Marriage Rooted in Nature of Man and Woman, Says Pope
Warns That Other Forms Are Outside Human Dignity
| 556 hits
VATICAN CITY, JUNE 7, 2005 (Zenit.org).- Marriage and the family are not human innovations, but rather form part of the very nature of man and woman, says Benedict XVI.
The Pope discussed at length the Christian vision of the family on Monday when opening the Ecclesial Congress of the Diocese of Rome on "Family and Christian Community: Formation of the Person and Transmission of the Faith."
"Marriage and the family are not casual sociological constructs, fruits of a particular historical and economic situation," the Holy Father said. "On the contrary, the question of the right relationship between man and woman has its roots in the most profound essence of the human being, and can only find its answer in the latter."
The Bible presents man as "created in the image of God, and God himself is love. For this reason, the vocation to love is what makes man the authentic image of God: He becomes like God in the measure that he becomes someone who loves," Benedict XVI stated.
The expression of love through sexuality is explained, he said, in "the indissoluble bond between spirit and body: Man is, in fact, soul that expresses itself in the body and body that is vivified by an immortal spirit."
He continued: "The body of man and of woman also has, therefore, so to speak, a theological character, it is not simply body, and what is biological in man is not only biological, but an expression and fulfillment of our humanity.
"Human sexuality is not next to our being person, but belongs to it. Only when sexuality is integrated in the person does it succeed in giving itself meaning."
The "yes" pronounced by the spouses in the marriage "means 'always'; it constitutes the area of fidelity," the Pope said.
Only in this fidelity "can this faith grow which gives a future and allows the children, fruit of love, to believe in man and in his future in difficult times," he stated.
The highest expression of freedom is not, continued Benedict XVI, "the pursuit of pleasure, without ever arriving at a genuine decision. Seemingly this permanent openness appears to be the realization of freedom, but it is not true: The true expression of freedom is, on the contrary, the capacity to decide for a definitive gift, in which freedom, by surrendering itself, finds itself fully again.
"The personal and reciprocal 'yes' of man and woman opens space for the future, for the authentic humanity of each one, and at the same time is destined to the gift of a new life."
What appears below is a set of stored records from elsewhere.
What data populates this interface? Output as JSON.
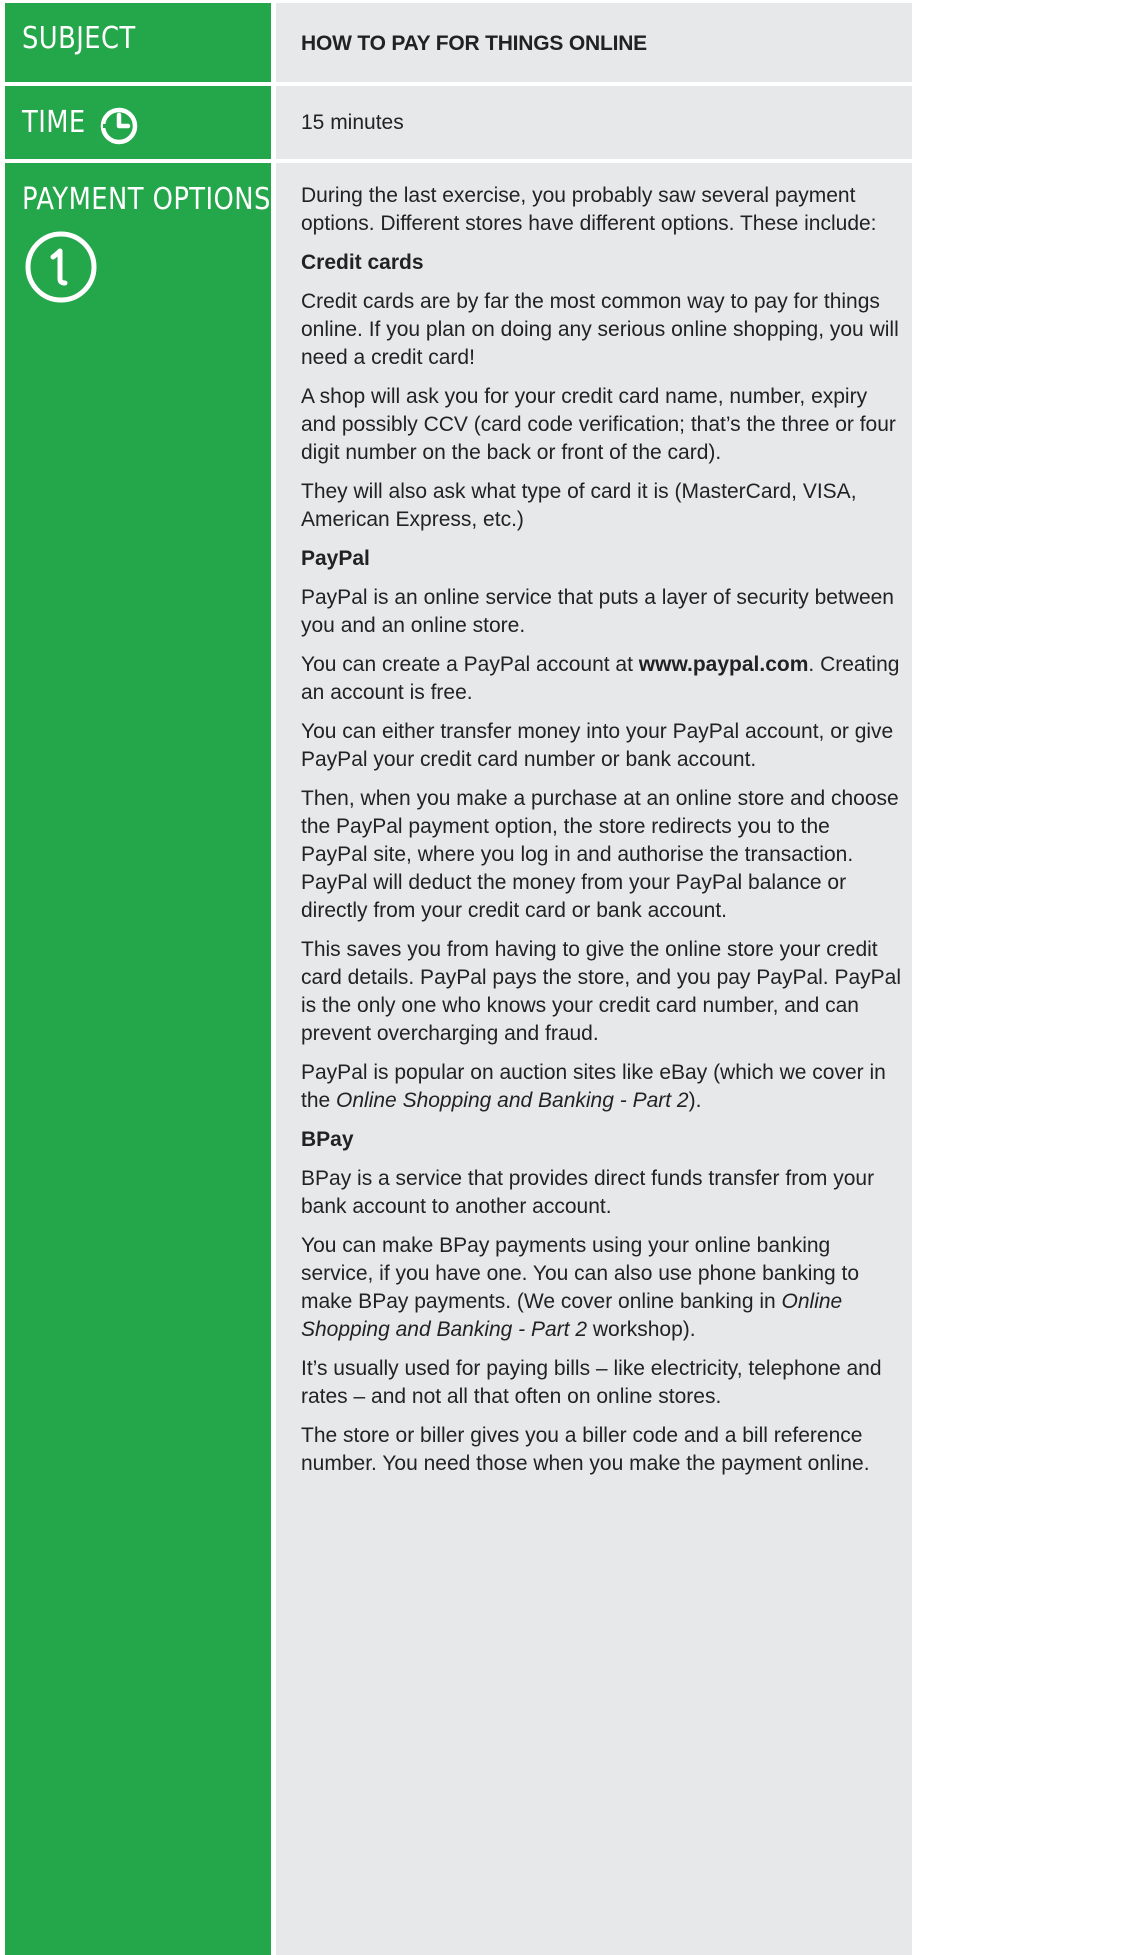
{
  "subject": {
    "label": "SUBJECT",
    "value": "HOW TO PAY FOR THINGS ONLINE"
  },
  "time": {
    "label": "TIME",
    "icon": "clock-icon",
    "value": "15 minutes"
  },
  "payment_options": {
    "label": "PAYMENT OPTIONS",
    "icon": "number-one-circle-icon",
    "intro": "During the last exercise, you probably saw several payment options. Different stores have different options. These include:",
    "credit_cards": {
      "heading": "Credit cards",
      "p1": "Credit cards are by far the most common way to pay for things online. If you plan on doing any serious online shopping, you will need a credit card!",
      "p2": "A shop will ask you for your credit card name, number, expiry and possibly CCV (card code verification; that’s the three or four digit number on the back or front of the card).",
      "p3": "They will also ask what type of card it is (MasterCard, VISA, American Express, etc.)"
    },
    "paypal": {
      "heading": "PayPal",
      "p1": "PayPal is an online service that puts a layer of security between you and an online store.",
      "p2_before": "You can create a PayPal account at ",
      "p2_link": "www.paypal.com",
      "p2_after": ". Creating an account is free.",
      "p3": "You can either transfer money into your PayPal account, or give PayPal your credit card number or bank account.",
      "p4": "Then, when you make a purchase at an online store and choose the PayPal payment option, the store redirects you to the PayPal site, where you log in and authorise the transaction. PayPal will deduct the money from your PayPal balance or directly from your credit card or bank account.",
      "p5": "This saves you from having to give the online store your credit card details. PayPal pays the store, and you pay PayPal. PayPal is the only one who knows your credit card number, and can prevent overcharging and fraud.",
      "p6_before": "PayPal is popular on auction sites like eBay (which we cover in the ",
      "p6_italic": "Online Shopping and Banking - Part 2",
      "p6_after": ")."
    },
    "bpay": {
      "heading": "BPay",
      "p1": "BPay is a service that provides direct funds transfer from your bank account to another account.",
      "p2_before": "You can make BPay payments using your online banking service, if you have one. You can also use phone banking to make BPay payments. (We cover online banking in ",
      "p2_italic": "Online Shopping and Banking - Part 2",
      "p2_after": " workshop).",
      "p3": "It’s usually used for paying bills – like electricity, telephone and rates – and not all that often on online stores.",
      "p4": "The store or biller gives you a biller code and a bill reference number. You need those when you make the payment online."
    }
  },
  "colors": {
    "label_background": "#24a64a",
    "content_background": "#e7e8ea",
    "label_text": "#ffffff",
    "body_text": "#222222"
  }
}
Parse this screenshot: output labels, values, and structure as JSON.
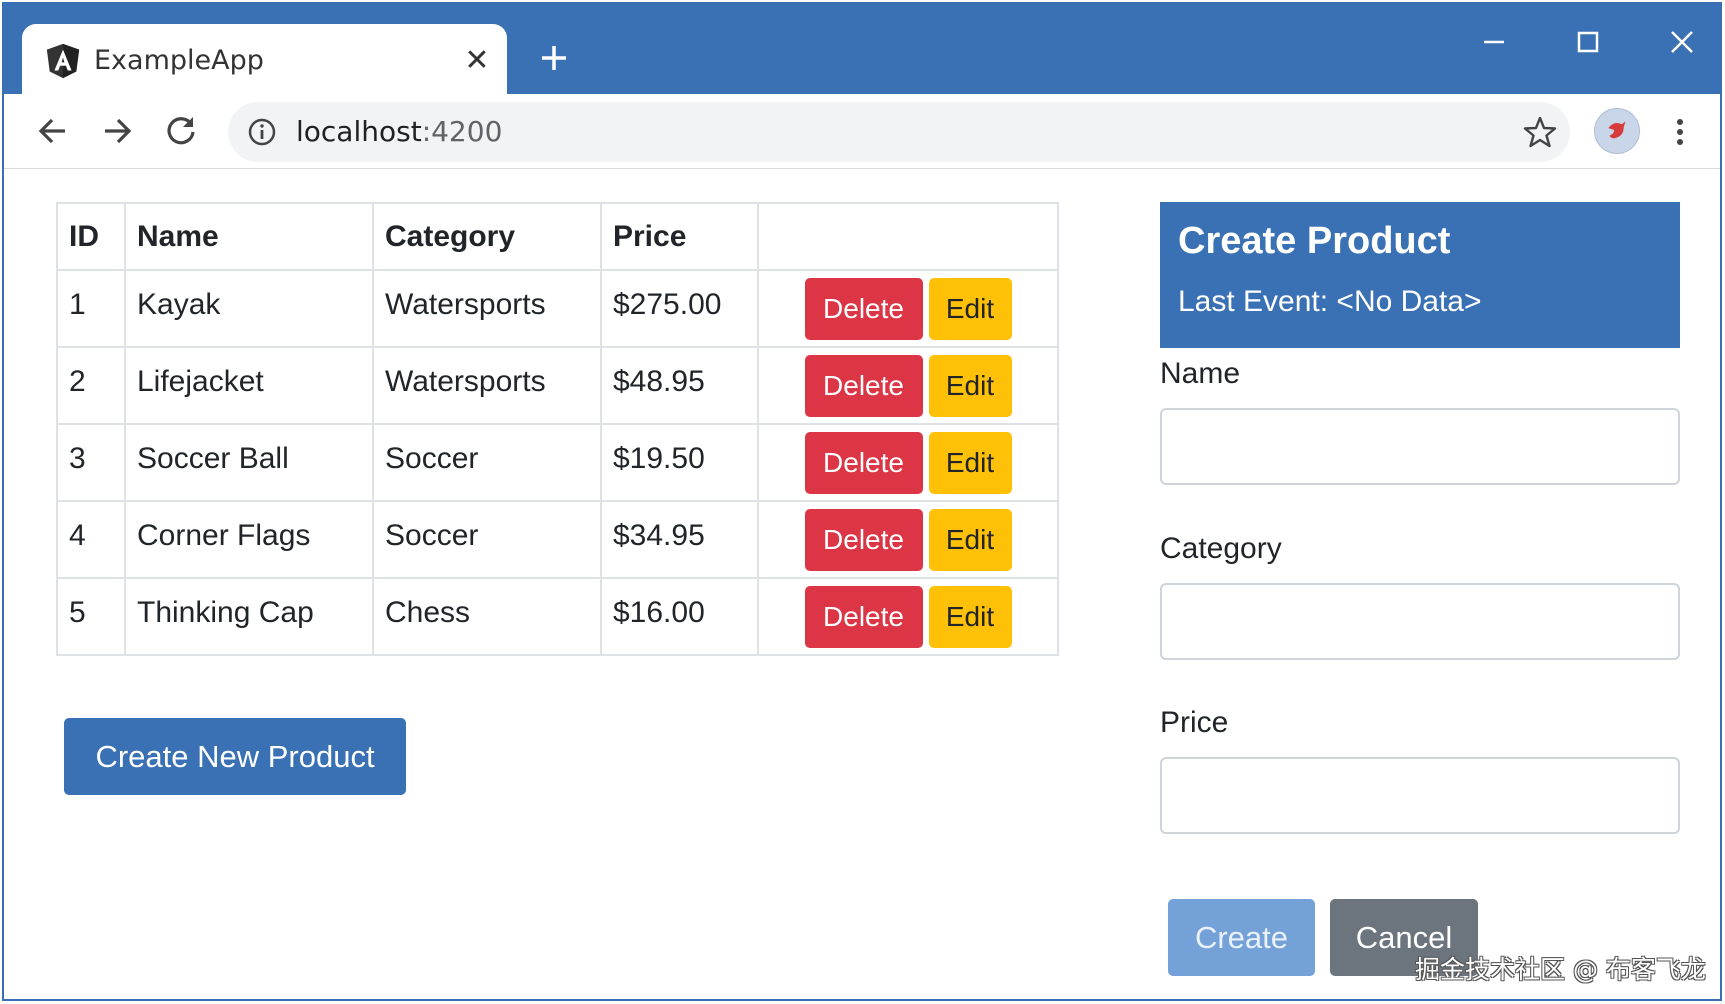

For this reason, "this personal 'yes' must necessarily be a 'yes' that is also publicly responsible, with which the spouses assume the public responsibility of faithfulness, which also guarantees the future of the community," the Holy Father said.
"None of us belongs exclusively to ourselves," he added. "Therefore, each one is called to assume in our deepest selves our public responsibility.
"Marriage, as an institution, is not therefore an undue interference of society or of the authorities, an imposition from outside in the most private reality of life; it is, on the contrary, an intrinsic exigency of the pact of conjugal love and of the depth of the human person.
"The different present forms of the dissolution of marriage, as well as free unions and 'trial marriage,' including the pseudo-marriage between persons of the same sex, are on the contrary expressions of an anarchic freedom that appears erroneously as man's authentic liberation."
The Pope said this pseudo-freedom is based on "a trivialization of the body, which inevitably includes the trivialization of man. Its assumption is that man can make of himself what he likes. Thus his body becomes something secondary, which can be manipulated from the human point of view, which can be used as one pleases."
He added: "Libertinism, which appears as discovery of the body and its value, is in reality a dualism that makes the body contemptible, leaving it, so to speak, outside the authentic being and dignity of the person."